Avec l'augmentation des plantations de lavande et lavandin, ne craignez-vous pas une saturation des marchés d'ici quelques années ?
A. A. : « Bien sûr que si. Malheureusement, tant que les marchés ne sont pas saturés, personne n'y croit. Quand les producteurs français gagnent de l'argent grâce à une culture, les autres pays s'y intéressent. Cela explique donc l'essor de la lavande et du lavandin en Bulgarie, Turquie, Grèce ou encore Croatie. Même le Canada, qui produisait jusque-là du tabac, se penche sur le sujet de la lavande. Beaucoup de pays veulent se lancer. La France entière et le monde entier veulent en faire. A ce jour, nous sommes déjà quasiment en surproduction. J'alerte donc sur le fait qu'il faut faire très attention à ne pas établir de prévisionnel pour les années futures avec les prix d'aujourd'hui. Je suis convaincu que la rémunération va évoluer, et pas dans le sens que l'on aimerait... Je suis donc inquiet quant à cette saturation des marchés à venir, notamment pour les producteurs situés en zone de montagne qui ne peuvent cultiver que des Ppam, contrairement aux agriculteurs de plaine qui auraient des possibilités de rechange. Notre seule stratégie sera alors d'aller vers des produits de qualité, en misant sur l'effet "terroir". C'est la seule chose qu'on ne pourra pas nous prendre. »

En tant que président du comité interprofessionnel des huiles essentielles françaises (CIHEF), quels sont les sujets sur lesquels vous travaillez actuellement ?
A. A. : « Nous travaillons principalement sur tous les problèmes réglementaires, qui sont devenus un enfer en France et en Europe. Des problèmes liés aux allergènes, des problèmes quant à la vente directe d'huiles essentielles... Nous nous devons de désamorcer les âneries que racontent les pays étrangers ou les associations de consommateurs, notamment sur le fait que la lavande serait un perturbateur endocrinien. D'autre part, nous réalisons une étude de données statistiques pour savoir quelle(s) variété(s) les producteurs français produise(nt), à quel endroit, sur quelle surface, etc. Cette connaissance nous permettra d'avoir une longueur d'avance sur le marché de demain. Même si nous n'empêcherons jamais les Russes ou les Chinois de produire de la lavande, il faut mettre tous les atouts de notre côté pour tirer notre épingle du jeu.
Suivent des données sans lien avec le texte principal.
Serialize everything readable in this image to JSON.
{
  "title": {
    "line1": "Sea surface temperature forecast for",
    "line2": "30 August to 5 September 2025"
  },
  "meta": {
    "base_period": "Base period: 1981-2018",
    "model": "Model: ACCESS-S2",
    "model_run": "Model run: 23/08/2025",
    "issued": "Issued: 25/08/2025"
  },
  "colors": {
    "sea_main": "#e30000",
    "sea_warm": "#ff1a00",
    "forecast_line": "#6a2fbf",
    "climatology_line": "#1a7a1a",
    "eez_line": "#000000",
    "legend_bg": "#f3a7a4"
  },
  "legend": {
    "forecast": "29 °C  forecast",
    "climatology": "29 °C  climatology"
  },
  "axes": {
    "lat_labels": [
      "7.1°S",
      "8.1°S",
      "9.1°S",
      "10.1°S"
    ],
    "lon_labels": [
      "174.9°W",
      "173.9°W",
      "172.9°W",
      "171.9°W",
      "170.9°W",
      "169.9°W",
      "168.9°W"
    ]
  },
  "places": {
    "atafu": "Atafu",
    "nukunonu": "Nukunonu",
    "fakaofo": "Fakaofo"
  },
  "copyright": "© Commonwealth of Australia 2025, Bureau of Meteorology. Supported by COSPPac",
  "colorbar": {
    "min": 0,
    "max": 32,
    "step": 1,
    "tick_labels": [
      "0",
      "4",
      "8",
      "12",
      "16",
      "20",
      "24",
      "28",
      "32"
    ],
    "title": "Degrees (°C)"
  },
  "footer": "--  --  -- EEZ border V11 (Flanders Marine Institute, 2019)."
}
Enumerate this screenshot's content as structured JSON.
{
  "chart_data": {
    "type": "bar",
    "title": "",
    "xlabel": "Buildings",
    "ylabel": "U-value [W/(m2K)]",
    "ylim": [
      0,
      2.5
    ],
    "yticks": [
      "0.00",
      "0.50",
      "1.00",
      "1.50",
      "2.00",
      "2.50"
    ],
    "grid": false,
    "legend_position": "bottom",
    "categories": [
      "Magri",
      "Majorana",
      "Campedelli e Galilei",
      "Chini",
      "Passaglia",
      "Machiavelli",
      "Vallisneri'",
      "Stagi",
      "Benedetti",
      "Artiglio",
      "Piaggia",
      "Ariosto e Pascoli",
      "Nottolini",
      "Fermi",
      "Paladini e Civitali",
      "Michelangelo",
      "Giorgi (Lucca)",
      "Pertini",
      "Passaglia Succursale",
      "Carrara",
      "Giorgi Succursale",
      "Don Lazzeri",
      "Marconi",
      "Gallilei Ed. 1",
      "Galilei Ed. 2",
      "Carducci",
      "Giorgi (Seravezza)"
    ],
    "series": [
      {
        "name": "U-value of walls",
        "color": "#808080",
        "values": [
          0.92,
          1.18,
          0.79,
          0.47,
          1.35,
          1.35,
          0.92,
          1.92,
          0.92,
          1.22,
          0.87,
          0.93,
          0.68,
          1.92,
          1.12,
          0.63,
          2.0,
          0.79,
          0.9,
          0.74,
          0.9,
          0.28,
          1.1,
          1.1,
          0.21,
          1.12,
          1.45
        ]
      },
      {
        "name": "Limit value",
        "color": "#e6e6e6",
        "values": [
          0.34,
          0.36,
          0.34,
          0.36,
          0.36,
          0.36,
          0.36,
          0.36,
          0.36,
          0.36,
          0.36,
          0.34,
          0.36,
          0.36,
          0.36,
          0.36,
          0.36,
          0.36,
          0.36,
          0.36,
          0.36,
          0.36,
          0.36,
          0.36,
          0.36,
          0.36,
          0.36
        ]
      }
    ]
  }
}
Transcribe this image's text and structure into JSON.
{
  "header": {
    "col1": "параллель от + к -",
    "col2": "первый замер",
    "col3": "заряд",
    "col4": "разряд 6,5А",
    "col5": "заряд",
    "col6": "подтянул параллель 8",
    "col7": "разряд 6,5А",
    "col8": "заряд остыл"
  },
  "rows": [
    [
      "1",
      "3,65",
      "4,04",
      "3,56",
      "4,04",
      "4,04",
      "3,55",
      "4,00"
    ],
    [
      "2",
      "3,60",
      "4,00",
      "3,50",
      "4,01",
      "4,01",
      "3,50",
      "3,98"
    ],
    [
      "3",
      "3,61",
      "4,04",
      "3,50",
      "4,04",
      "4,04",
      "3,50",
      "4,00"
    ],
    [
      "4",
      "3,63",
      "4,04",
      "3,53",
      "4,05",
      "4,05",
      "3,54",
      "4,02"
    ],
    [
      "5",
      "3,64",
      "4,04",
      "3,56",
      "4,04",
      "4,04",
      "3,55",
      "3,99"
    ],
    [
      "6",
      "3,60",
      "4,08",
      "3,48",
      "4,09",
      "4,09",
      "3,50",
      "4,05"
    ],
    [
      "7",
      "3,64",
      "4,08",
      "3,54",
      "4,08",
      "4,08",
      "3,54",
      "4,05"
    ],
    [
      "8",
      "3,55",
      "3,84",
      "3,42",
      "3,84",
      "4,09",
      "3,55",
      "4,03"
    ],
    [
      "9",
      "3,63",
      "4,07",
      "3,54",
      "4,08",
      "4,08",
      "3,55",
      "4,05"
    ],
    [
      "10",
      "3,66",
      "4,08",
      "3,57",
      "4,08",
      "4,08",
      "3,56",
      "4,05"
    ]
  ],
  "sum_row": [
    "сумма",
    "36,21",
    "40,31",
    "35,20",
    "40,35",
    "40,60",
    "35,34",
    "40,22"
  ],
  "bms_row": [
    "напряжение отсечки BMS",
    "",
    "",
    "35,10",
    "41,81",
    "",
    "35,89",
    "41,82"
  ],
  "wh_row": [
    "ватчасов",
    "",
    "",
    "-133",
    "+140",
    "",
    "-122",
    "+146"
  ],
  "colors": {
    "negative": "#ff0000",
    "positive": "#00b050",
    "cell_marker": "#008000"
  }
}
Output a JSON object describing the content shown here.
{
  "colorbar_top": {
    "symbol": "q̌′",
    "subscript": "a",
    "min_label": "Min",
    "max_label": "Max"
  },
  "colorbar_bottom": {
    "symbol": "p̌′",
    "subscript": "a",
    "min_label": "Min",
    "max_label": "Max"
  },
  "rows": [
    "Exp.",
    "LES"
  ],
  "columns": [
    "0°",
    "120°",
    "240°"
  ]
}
Nous avons eu de très belles années. Désormais, l'embellie est terminée et nous devons répondre aux enjeux sociétaux : souhait des consommateurs d'avoir des produits naturels (et non pas de synthèse), respect de l'environnement, développement durable, etc. Je ne suis pas pessimiste mais restons prudents et n'oublions pas que nous sommes aujourd'hui dans un marché mondial. » 
Propos recueillis par Amandine Priolet
* Ppam : plantes à parfum, aromatiques et médicinales.

 

Repères de la filière Ppam 

Présent à l’assemblée générale de France Lavande (lire notre précédente édition), Alain Aubanel, président du CIHEF, a fait écho de la situation nationale. L’évolution parcellaire est en hausse : « Nous comptons environ 29 000 hectares de lavandin et lavande en France », souligne-t-il. La Drôme, avec une augmentation de 10 % des surfaces entre 2018 et 2019 (+ 40 % entre 2014 et 2019), représente 27 % de la superficie nationale. En 2018, 1 460 tonnes (t) de lavandins et 138 de lavandes ont été récoltés. Pour 2019, la récolte devrait être stable malgré une baisse du grosso (- 2 %) et une évolution du super (+ 14 %). Au niveau des départements, la Drôme devrait augmenter sa récolte de 8 %, contrairement aux Alpes-de-Haute-Provence (- 5 %) et au Vaucluse (- 3 %). Les autres zones de production (Occitanie, Eure-et-Loir, Yvelines) verront leur rendement croître de 41 %.
A noter, la Bulgarie reste le premier producteur mondial de Ppam (52 % des volumes) devant la France (26 %) et la Chine (12 %).